Обрученные - Мандзони Алессандро. Страница 67
Отделившись от остальных, один из посетителей подошёл ко вновь прибывшему и спросил его, не из Милана ли он.
— Я-то? — спросил озадаченный Ренцо; прежде чем отвечать, ему хотелось выиграть время.
— Да, вы, если позволено будет спросить.
Ренцо, покачивая головой, поджав губы и издав какой-то нечленораздельный звук, отвечал:
— Милан, насколько я слышал… по-видимому, не такое место, куда в настоящее время следовало бы ходить без особой необходимости.
— Стало быть, там и нынче продолжают шуметь? — всё настойчивее допрашивал любопытный.
— Надо бы побывать там, чтобы знать это, — сказал Ренцо.

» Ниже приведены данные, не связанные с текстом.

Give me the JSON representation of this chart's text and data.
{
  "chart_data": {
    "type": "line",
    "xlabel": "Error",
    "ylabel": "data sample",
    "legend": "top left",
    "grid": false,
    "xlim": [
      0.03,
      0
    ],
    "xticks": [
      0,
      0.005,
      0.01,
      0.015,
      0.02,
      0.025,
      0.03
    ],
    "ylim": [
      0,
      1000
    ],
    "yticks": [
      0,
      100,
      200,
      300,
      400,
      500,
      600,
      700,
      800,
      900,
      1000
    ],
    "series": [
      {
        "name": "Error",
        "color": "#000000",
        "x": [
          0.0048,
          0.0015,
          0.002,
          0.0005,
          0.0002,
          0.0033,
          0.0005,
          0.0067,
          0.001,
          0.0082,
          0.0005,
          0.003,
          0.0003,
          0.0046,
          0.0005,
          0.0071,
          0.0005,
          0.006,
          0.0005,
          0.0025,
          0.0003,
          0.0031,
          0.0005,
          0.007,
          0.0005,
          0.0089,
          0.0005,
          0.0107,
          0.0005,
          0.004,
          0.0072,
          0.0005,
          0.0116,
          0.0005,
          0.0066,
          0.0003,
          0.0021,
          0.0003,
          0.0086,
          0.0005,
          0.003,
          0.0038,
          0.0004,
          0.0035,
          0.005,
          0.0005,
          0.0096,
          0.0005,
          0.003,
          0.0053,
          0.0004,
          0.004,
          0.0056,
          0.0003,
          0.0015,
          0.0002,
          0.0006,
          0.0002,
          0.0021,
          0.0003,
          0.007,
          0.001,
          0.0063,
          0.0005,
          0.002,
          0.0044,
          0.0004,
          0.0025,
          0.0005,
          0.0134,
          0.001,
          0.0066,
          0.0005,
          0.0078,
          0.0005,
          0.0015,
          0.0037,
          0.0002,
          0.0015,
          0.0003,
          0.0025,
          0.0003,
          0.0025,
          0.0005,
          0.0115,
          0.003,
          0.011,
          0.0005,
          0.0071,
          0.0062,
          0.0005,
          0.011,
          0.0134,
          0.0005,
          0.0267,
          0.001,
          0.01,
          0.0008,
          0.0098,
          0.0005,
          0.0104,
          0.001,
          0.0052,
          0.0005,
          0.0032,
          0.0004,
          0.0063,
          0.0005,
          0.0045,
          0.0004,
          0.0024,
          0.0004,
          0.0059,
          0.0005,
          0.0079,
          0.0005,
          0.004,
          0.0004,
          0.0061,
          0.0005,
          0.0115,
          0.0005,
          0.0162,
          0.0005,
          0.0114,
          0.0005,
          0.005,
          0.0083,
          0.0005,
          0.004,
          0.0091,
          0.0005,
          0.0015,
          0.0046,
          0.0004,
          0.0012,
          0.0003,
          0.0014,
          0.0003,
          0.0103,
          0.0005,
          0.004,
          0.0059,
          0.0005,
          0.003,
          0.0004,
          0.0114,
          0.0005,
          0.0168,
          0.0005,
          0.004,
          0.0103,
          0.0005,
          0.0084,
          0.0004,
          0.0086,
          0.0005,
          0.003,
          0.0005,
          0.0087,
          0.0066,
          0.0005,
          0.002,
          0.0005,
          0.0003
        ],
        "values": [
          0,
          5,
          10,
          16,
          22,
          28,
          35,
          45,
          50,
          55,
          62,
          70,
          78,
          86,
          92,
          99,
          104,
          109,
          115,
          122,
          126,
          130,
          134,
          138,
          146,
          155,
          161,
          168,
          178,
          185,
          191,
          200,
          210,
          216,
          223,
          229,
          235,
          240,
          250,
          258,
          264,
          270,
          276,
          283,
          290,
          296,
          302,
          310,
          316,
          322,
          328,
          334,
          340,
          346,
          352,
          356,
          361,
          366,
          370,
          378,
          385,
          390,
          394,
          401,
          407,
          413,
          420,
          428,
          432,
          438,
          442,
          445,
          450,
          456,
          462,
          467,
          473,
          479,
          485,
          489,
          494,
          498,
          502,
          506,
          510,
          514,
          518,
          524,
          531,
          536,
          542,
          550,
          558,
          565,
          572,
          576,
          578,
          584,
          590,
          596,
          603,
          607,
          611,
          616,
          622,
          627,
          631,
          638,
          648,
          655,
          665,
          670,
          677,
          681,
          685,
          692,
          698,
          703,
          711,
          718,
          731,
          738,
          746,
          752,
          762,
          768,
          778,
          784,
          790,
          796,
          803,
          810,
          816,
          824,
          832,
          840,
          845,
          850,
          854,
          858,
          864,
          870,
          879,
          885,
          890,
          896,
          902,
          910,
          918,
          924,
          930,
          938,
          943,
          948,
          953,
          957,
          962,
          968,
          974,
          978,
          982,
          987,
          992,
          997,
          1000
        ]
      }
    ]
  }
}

— А вы, значит, не из Милана?
— Я из Лискате, — быстро ответил юноша, уже успевший обдумать свой ответ. Строго говоря, он и в самом деле пришёл оттуда, потому что он проходил через Лискате, название которого он узнал дорогой от одного путника, указавшего ему на это селение — первое, через которое юноше предстояло пройти, добираясь до Горгонзолы.
— А! — протянул доброжелатель, словно желая сказать: «Пожалуй, было бы лучше, если б ты пришёл из Милана». Однако он не сразу отстал. — А в Лискате ничего не слышно о Милане?
— Возможно, там кто-нибудь и знает кое-что, — ответил горец, — да я-то ничего не слыхал.
Слова эти он произнёс с особенной интонацией, ясно говорившей: с меня довольно. Любопытный вернулся на своё место, а минуту спустя появился хозяин накрывать на стол.
— Сколько отсюда до Адды? — спросил его Ренцо, процедив это сквозь зубы, с тем заспанным видом, какой мы уже видели у него при других обстоятельствах.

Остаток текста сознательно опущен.